В камине потрескивал огонь. Окно было открыто, и слабый звук птичьего пения плыл в воздухе раннего лета, смешиваясь с глухим, отдаленным стуком волн.
— Я так сожалею о твоей потере, — сказала Сигюн. Ее голос был тихим и нежным, таким голосом люди разговаривают с непослушными детьми или дикими животными, которые могут укусить. — О мужчине и женщине, которых ты любил. Я слышала, что случилось. Ты, наверное, ужасно себя чувствуешь.
Мои иллюзии рассеялись, и я растопырил пальцы, пряча лицо.
— Когда я тебе понадоблюсь, — сказал Сигюн, — я буду здесь.
Я поднял голову и уставился на нее мутными глазами. Она была такой маленькой, эта странная женщина, на которой я только что женился. Стройной и маленькой. Как легко было бы возненавидеть ее. Проклинать это гибкое тело за отсутствие изгибов Ани или ненавидеть ее карие глаза, которые так отличались от напряженного взгляда Фалура.
И она должна это понимать. Какой бы невинной и наивной она ни была, Сигюн должна была понимать, как ненадежно ее положение в моем буйном сердце. Как легко моя ярость и горе могли обернуться против нее, этой стройной незнакомки, с которой я только что связал себя. Наши глаза встретились в густом золотистом солнечном свете. Она даже не отвернулась.
В горле у меня пересохло, как в пустынях Свартальфахейма, и нарастающее похмелье с ритмичной настойчивостью
— Сигюн, — прошептал я. — Я тебя не виню. И я не буду обижаться на тебя.
Ее маленькое тело задрожало, но она не отстранилась. Храбрая, снова подумал я. Неприятное осознание пронзило мою ноющую голову и разбитое сердце. Она заслуживала большего. Несомненно, большего, чем я, но эта женщина также заслуживала большего, чем просто заверения в том, что ее новый муж не будет ненавидеть ее.
Я потянулся к ее руке и поймал ее запястье своими пальцами.
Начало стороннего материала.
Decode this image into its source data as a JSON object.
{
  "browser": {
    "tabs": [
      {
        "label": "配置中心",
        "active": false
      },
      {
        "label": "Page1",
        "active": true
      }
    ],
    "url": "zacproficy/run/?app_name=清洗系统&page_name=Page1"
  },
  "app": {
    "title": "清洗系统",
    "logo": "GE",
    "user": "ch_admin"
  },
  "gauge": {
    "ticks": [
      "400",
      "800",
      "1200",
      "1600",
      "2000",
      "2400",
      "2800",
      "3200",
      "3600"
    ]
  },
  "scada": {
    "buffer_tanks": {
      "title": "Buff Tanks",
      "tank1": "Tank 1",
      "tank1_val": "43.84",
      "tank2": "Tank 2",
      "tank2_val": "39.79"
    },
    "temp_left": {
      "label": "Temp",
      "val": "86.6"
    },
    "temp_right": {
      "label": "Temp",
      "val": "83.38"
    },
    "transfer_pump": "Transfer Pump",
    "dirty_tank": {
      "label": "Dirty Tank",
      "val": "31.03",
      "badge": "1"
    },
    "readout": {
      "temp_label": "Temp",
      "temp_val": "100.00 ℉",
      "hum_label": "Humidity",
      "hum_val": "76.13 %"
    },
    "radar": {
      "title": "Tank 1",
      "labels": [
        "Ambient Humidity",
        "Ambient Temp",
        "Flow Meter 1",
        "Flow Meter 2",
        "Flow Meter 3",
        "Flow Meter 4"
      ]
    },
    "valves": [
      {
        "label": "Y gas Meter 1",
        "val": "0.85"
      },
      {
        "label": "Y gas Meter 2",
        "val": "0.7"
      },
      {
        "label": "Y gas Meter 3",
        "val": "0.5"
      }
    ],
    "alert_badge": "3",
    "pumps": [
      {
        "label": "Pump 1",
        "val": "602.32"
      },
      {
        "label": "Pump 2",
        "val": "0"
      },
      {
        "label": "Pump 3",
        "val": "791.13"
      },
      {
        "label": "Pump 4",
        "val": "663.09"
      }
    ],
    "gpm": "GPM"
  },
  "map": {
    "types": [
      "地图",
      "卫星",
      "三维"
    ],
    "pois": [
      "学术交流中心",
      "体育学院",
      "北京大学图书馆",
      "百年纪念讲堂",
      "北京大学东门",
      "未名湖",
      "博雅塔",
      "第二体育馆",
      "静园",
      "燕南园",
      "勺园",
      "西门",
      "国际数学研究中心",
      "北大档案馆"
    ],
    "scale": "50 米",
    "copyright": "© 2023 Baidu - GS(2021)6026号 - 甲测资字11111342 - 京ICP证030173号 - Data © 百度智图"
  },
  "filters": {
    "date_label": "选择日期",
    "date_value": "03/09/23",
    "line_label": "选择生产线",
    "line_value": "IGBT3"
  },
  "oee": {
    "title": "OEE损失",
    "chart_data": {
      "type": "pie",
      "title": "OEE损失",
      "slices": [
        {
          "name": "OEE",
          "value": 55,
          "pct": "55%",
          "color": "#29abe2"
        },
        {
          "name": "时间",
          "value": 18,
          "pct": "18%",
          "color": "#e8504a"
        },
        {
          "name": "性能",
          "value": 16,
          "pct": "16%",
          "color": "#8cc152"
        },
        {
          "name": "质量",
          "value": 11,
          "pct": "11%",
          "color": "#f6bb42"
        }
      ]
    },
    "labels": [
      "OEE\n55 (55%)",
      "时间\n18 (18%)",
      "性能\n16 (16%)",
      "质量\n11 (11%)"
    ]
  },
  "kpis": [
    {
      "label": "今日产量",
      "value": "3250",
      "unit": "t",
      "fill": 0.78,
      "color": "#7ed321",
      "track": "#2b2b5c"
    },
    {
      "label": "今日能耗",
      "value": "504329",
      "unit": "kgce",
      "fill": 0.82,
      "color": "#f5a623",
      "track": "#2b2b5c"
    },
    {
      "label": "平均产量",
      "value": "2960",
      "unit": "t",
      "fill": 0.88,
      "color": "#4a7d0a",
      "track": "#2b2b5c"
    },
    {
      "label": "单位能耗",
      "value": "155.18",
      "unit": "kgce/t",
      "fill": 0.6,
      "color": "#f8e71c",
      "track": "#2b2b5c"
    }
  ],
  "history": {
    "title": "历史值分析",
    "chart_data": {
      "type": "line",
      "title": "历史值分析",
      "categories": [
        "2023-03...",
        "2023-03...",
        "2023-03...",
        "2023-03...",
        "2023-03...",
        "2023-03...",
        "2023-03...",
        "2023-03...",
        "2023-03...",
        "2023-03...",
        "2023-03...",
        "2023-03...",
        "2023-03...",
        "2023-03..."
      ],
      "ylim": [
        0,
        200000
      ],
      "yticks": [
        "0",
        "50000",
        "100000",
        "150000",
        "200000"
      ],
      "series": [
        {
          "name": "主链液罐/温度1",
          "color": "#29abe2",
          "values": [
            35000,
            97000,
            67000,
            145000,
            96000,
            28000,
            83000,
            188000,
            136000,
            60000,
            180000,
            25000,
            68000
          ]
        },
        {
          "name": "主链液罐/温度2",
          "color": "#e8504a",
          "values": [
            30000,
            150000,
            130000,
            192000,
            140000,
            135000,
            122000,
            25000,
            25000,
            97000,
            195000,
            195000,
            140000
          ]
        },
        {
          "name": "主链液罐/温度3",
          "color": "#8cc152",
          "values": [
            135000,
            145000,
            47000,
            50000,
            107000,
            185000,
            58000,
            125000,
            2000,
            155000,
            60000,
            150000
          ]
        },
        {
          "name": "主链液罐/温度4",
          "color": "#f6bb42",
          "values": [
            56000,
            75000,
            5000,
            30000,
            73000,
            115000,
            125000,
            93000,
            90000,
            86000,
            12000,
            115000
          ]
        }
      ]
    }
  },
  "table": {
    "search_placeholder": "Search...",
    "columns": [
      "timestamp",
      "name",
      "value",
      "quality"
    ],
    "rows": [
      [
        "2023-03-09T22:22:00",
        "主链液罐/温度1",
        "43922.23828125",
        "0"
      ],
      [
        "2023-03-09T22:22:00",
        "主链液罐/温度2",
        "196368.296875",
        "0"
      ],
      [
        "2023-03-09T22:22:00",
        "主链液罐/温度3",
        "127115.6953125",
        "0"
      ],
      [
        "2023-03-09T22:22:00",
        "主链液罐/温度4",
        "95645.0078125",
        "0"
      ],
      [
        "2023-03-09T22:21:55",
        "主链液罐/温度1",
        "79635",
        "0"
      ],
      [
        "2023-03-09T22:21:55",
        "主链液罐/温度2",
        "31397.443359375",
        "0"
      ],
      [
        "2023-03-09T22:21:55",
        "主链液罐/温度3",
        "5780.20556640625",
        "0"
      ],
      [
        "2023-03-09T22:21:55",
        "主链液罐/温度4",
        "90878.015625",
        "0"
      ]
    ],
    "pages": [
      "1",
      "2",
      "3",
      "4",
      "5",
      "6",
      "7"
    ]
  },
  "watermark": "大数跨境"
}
Я медленно поднес ее руку к своим губам, вдыхая ее запах. Ее аромат был нежным и цветочным, ничто не выдавало ни силы, которой она обладала, ни храбрости, которую она только что продемонстрировала. Ее пульс дрожал под моими губами, как крылья бабочки.
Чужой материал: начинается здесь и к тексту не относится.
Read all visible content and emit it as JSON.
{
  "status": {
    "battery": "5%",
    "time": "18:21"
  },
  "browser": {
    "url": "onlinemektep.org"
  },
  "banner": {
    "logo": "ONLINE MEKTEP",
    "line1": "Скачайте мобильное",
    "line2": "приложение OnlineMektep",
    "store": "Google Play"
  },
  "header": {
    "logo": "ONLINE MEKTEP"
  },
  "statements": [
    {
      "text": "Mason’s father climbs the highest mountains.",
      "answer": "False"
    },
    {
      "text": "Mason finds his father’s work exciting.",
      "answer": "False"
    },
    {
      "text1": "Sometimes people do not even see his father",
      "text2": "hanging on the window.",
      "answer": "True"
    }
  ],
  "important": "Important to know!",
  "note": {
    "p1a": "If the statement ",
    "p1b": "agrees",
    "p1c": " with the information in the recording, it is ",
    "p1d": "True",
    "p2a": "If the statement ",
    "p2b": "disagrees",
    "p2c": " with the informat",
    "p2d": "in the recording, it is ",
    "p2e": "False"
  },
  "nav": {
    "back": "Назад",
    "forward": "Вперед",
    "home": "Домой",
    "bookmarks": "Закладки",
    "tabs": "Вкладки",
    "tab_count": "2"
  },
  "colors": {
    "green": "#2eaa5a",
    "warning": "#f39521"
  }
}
— Ты действительно нужна мне, — прошептал я.
Она ничего не ответила. Через открытые окна я слышал отдаленный гул и рев океана, бьющегося о берег. Снаружи порхали птицы, и огонь слегка шипел, как при открытии упаковки сока.
Я понял, что она может захотеть заняться любовью.
Большинство женщин так и поступили бы, как я предполагал, обменявшись супружескими клятвами. Мое нынешнее похмелье, истощение и эмоциональное оцепенение не были идеальными для удовлетворения женщины, особенно той, которую я никогда не встречал, но я был готов сделать все, что потребуется. Не двигаясь с места, я собрал несколько щупалец магии вокруг своего тела, готовый поддерживать свои иллюзии столько, сколько потребуется, чтобы показать Сигюн, что я могу быть сносной имитацией мужа.
Мы долго прижимались друг к другу, мои губы прижимались к ее запястью, ее стройное тело дрожало, когда я ждал, что она сделает первый шаг. Возможно, мне следовало попытаться соблазнить ее, но я не нашел в себе сил. Я даже не мог заставить свои губы произнести еще какие-то слова.
Наконец она отстранилась.
— Ты, должно быть, устал, — сказала она. — Пойдем со мной.
Мне удалось подняться на ноги, не шатаясь, и я последовал за ней, как ребенок, едва понимая, что вижу. Ее покои были прекрасны. В открытые окна доносились запахи и звуки океана. Я смутно понимал, что у Сигюн, должно быть, один из самых желанных домов в Асгарде, возможно, даже тот, что спрятан среди розовых кустов у берега.
Прежде чем я смог определить наше местоположение, она отвела меня в маленькую спальню. Я повернулся к ней лицом, усиливая иллюзию, чтобы скрыть свои мутные глаза и отвратительный запах, но она проигнорировала меня. Вместо этого она задернула тяжелые шторы на окнах, погрузив комнату в густые сумерки. Я почувствовал, что покачиваюсь на ногах, будто не спал уже тысячу лет. И все же я заставил себя улыбнуться своей новой жене соблазнительной улыбкой.
— Отдохни, — сказала она, проходя мимо меня и останавливаясь в дверях. — Я прослежу, чтобы тебя не беспокоили.